A IsomirDataSeq object.

mirna

String referring to the miRNA to show.

minc

Minimum number of isomiR reads needed to be included in the table.

Value

S4Vectors::DataFrame with count information. The row.names show the isomiR names, and each of the columns shows the counts for this isomiR in that sample. Mainly, it will return the count matrix only for isomiRs belonging to the miRNA family given by the mirna parameter. IsomiRs need to have counts bigger than minc parameter at least in one sample to be included in the output. Annotation of isomiRs follows these rules:

  • miRNA name

  • mismatches

  • additions

  • 5 trimming events

  • 3 trimming events

Author(s)

Lorena Pantano

Examples

data(mirData)
# To select isomiRs from let-7a-5p miRNA
# and with 10000 reads or more.
isoSelect(mirData, mirna="hsa-let-7a-5p", minc=10000)

Heatmap of the top expressed isomiRs

Description

This function creates a heatmap with the top N isomiRs/miRNAs. It uses the matrix under counts(ids) to get the top expressed isomiRs/miRNAs using the average expression value and plot a heatmap with the raw counts for each sample.

Usage

isoTop(ids, top = 20, condition = NULL)

Arguments

ids

Object of class IsomirDataSeq.

top

Number of isomiRs/miRNAs used.

condition

Give condition to color PCA samples

Value

PCA of the top expressed miRNAs

Examples

data(mirData)
isoTop(mirData)

Data frame containing gene-mirna relationship

Description

Data frame containing gene-mirna relationship

Usage

ma_ex

Format

A data frame with rows sames as gene_ex_rse and columns same as mirna_ex_rse.

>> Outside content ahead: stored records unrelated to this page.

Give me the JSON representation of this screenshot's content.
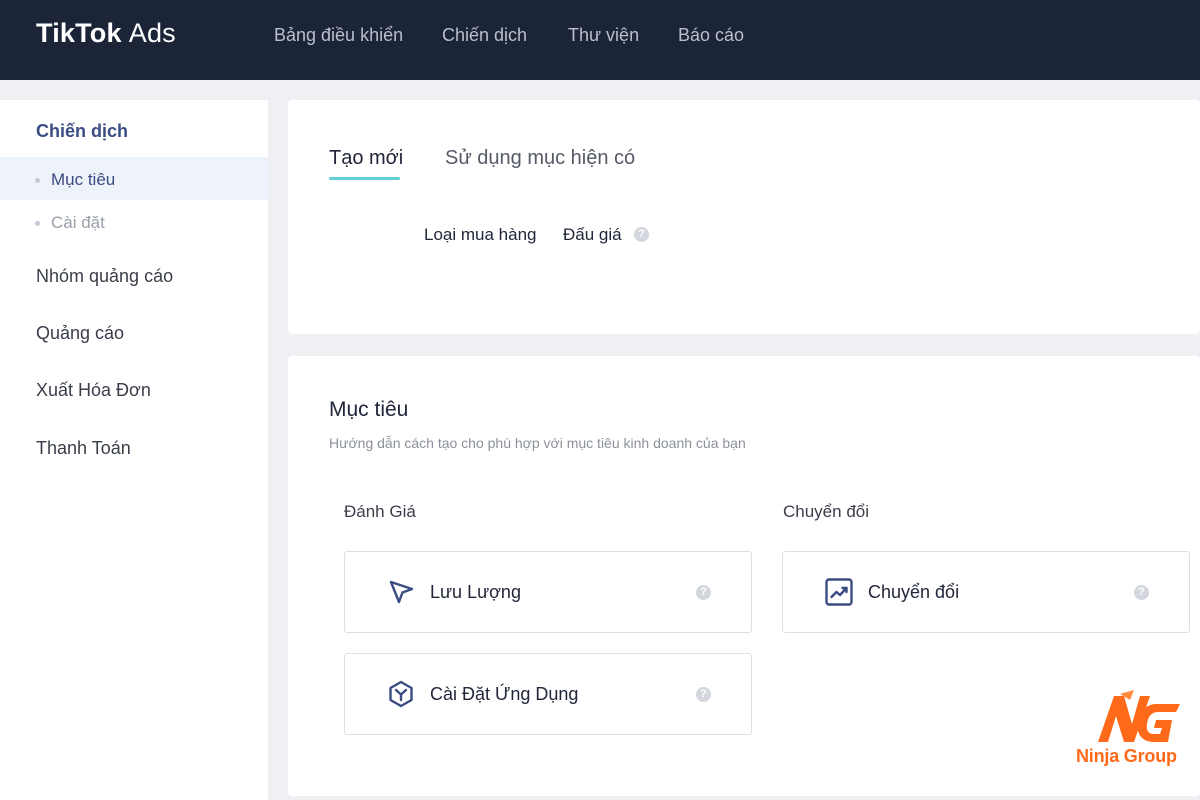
{
  "brand": {
    "name_bold": "TikTok",
    "name_light": "Ads"
  },
  "nav": [
    {
      "label": "Bảng điều khiển"
    },
    {
      "label": "Chiến dịch"
    },
    {
      "label": "Thư viện"
    },
    {
      "label": "Báo cáo"
    }
  ],
  "sidebar": {
    "heading": "Chiến dịch",
    "sub_items": [
      {
        "label": "Mục tiêu",
        "active": true
      },
      {
        "label": "Cài đặt",
        "active": false
      }
    ],
    "items": [
      {
        "label": "Nhóm quảng cáo"
      },
      {
        "label": "Quảng cáo"
      },
      {
        "label": "Xuất Hóa Đơn"
      },
      {
        "label": "Thanh Toán"
      }
    ]
  },
  "tabs": {
    "create_new": "Tạo mới",
    "use_existing": "Sử dụng mục hiện có"
  },
  "buying_type": {
    "label": "Loại mua hàng",
    "value": "Đấu giá"
  },
  "objective": {
    "title": "Mục tiêu",
    "subtitle": "Hướng dẫn cách tạo cho phù hợp với mục tiêu kinh doanh của bạn",
    "groups": [
      {
        "label": "Đánh Giá",
        "options": [
          {
            "label": "Lưu Lượng",
            "icon": "cursor-arrow-icon"
          },
          {
            "label": "Cài Đặt Ứng Dụng",
            "icon": "app-install-icon"
          }
        ]
      },
      {
        "label": "Chuyển đổi",
        "options": [
          {
            "label": "Chuyển đổi",
            "icon": "conversion-chart-icon"
          }
        ]
      }
    ]
  },
  "watermark": {
    "text": "Ninja Group"
  },
  "colors": {
    "topbar": "#1c2438",
    "accent_teal": "#65cfd6",
    "sidebar_active": "#3b4c82",
    "icon_blue": "#3b4c82",
    "logo_orange": "#ff6a1a"
  }
}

Example of IsomirDataSeq with human brain miRNA counts data

Description

This data set is the object return by IsomirDataSeqFromFiles. It contains miRNA count data from 14 samples: 7 control individuals (pc) and 7 patients with Parkinson's disease in early stage (Pantano et al, 2016). Use colData to see the experiment design.

Usage

data("mirData")

Format

a IsomirDataSeq class.

Author(s)

Lorena Pantano, 2018-04-27

Source

Data is available from GEO dataset under accession number GSE97285

Every sample was analyzed with seqbuster tool, see http://seqcluster.readthedocs.org/mirna_annotation.html for more details. You can get same files running the small RNA-seq pipeline from https://github.com/bcbio/bcbio-nextgen.

bcbio_nextgen was used for the full analysis.

See raw-data.R to know how to recreate the object. This script is inside "extra" folder of the package.

References

Pantano L, Friedlander MR, Escaramis G, Lizano E et al. Specific small-RNA signatures in the amygdala at premotor and motor stages of Parkinson's disease revealed by deep sequencing analysis. Bioinformatics 2016 Mar 1;32(5):673-81. PMID: 26530722


Data frame containing mirna expression data

Description

Data frame containing mirna expression data

Usage

mirna_ex_rse

Format

mirna expression data with 18 samples: example of a time series data


Find targets in targetscan database

Description

From a list of miRNA names, find their targets in targetscan.Hs.eg.db annotation package.

Usage

mirna2targetscan(mirna, species = "hsa", org = NULL, keytype = NULL)

Arguments

mirna

Character vector with miRNA names as in miRBase 21.

species

hsa or mmu supported right now.

org

AnnotationDb obejct. For example:(org.Mm.eg.db)

keytype

Character mentioning the gene id to use. For example, ENSEMBL.

Value

data.frame with 4 columns:

  • miRFamily

  • Seedmatch

  • PCT

  • entrezGene

Examples

library(targetscan.Hs.eg.db)
mirna2targetscan(c("hsa-miR-34c-5p"))

Data frame containing mirna from Argyropoulos's paper

Description

Argyropoulos, Christos, et al. "Modeling bias and variation in the stochastic processes of small RNA sequencing." Nucleic Acids Research (2017).

Usage

mirTritation

Format

mirna expression data in long format. Train and test data to use with isoCorrect


Update IsomirDataSeq object from version < 1.7

Description

In version 1.9 IsomirDataSeq object changed their internal structure to save space and speed up loading and downstream functions.

Usage

updateIsomirDataSeq(object)

Arguments

object

IsomirDataSeq.

Details

This function will update to the current structure.